Why and how to use BERT for NLP Text Classification?

Shri Varsheni R 29 Jun, 2021 • 6 min read

This article was published as a part of the Data Science Blogathon


NLP or Natural Language Processing is an exponentially growing field. In the “new normal” imposed by covid19, a significant proportion of educational material, news, discussions happen through digital media platforms. This provides more text data available to work upon!

Originally, simple RNNS (Recurrent Neural Networks) were used for training text data. But in recent years there have been many new research publications that provide state-of-the-art results. One of such is BERT! In this blog, I’ll put down my understanding of the BERT transformer and its application.

BERT stands for Bidirectional Encoder Representations from Transformers. I’ll give a brief idea about transformers first before proceeding further.

5 Key Takeaways About Google's BERT Update | by Amarpreet Singh | Brandlitic | Medium

Source: Image

Intro to Transformers

BERT is a transformer-based architecture.

What is a transformer?

Google introduced the transformer architecture in the paper “Attention is All you need”. Transformer uses a self-attention mechanism, which is suitable for language understanding.

The need for attention can be understood with a simple example. Let’s say “I went to Horsley hills this summer and it was pretty well developed considering the last time I was there”. The last word “there” refers to the Horsley hills. But to understand this, remembering the first few parts is essential. To achieve this, the attention mechanism decides at each step of an input sequence which other parts of the sequence are important.  In simple words, “You need context!”.

The transformer has an encoder-decoder architecture. They are composed of modules that contain feed-forward and attention layers.  The below image is from the research paper.

BERT architecture

Source: https://arxiv.org/pdf/1706.03762.pdf

What is the need for BERT?

Generally, language models read the input sequence in one direction: either left to right or right to left. This kind of one-directional training works well when the aim is to predict/generate the next word.

But in order to have a deeper sense of language context, BERT uses bidirectional training. Sometimes, it’s also referred to as “non-directional”. So,  it takes both the previous and next tokens into account simultaneously. BERT applies the bidirectional training of Transformer to language modeling, learns the text representations.

Note that BERT is just an encoder. It does not have a decoder.  The encoder is responsible for reading text input and processing. The decoder is responsible for producing a prediction for the task.

Architecture of BERT

BERT is a multi-layered encoder. In that paper, two models were introduced, BERT base and BERT large. The BERT large has double the layers compared to the base model. By layers, we indicate transformer blocks. BERT-base was trained on 4 cloud-based TPUs for 4 days and BERT-large was trained on 16 TPUs for 4 days.

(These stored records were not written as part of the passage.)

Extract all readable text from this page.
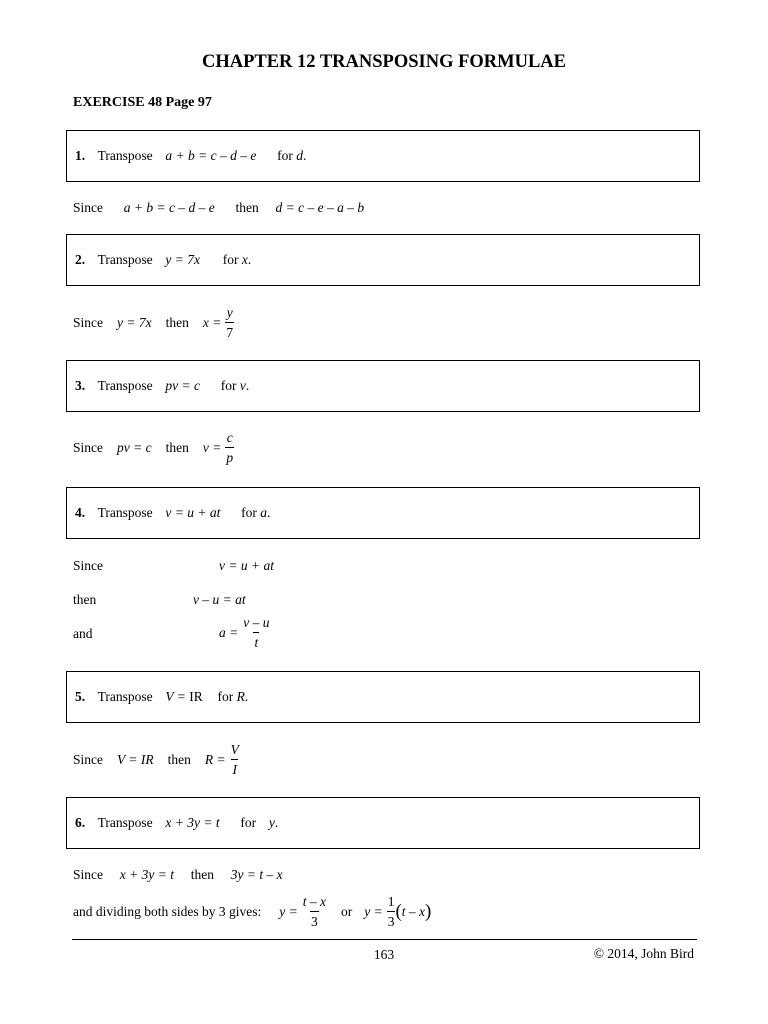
CHAPTER 12 TRANSPOSING FORMULAE
EXERCISE 48 Page 97
1. Transpose a + b = c – d – e for d.
Since a + b = c – d – e then d = c – e – a – b
2. Transpose y = 7x for x.
Since y = 7x then $x = \frac{y}{7}$
3. Transpose pv = c for v.
Since pv = c then $v = \frac{c}{p}$
4. Transpose v = u + at for a.
Since	v = u + at
then	v – u = at
and	$a = \frac{v - u}{t}$
5. Transpose V = IR for R.
Since V = IR then $R = \frac{V}{I}$
6. Transpose x + 3y = t for y.
Since x + 3y = t then 3y = t – x
and dividing both sides by 3 gives: $y = \frac{t - x}{3}$ or $y = \frac{1}{3}$ ( t – x )
163	© 2014, John Bird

  • BERT base – 12 layers, 12 attention heads, and 110 million parameters.
  • BERT Large – 24 layers, 16 attention heads and, 340 million parameters.

BERT encoder

Source: Bert illustration

As you can see from the above image, the BERT base is a stack of 12 encoders. Each of them is a transformer block. The input has to be provided to the first encoder.

The BERT encoder expects a sequence of tokens. The below image shows how tokens are processed and converted. [CLS] is a special token inserted at the beginning of the first sentence.  [SEP] is inserted at the end of each sentence. We created segment embeddings by adding a segment ‘A’ or ‘B’ to distinguish between the sentences. We also add the position of each token in the sequence to get position embeddings.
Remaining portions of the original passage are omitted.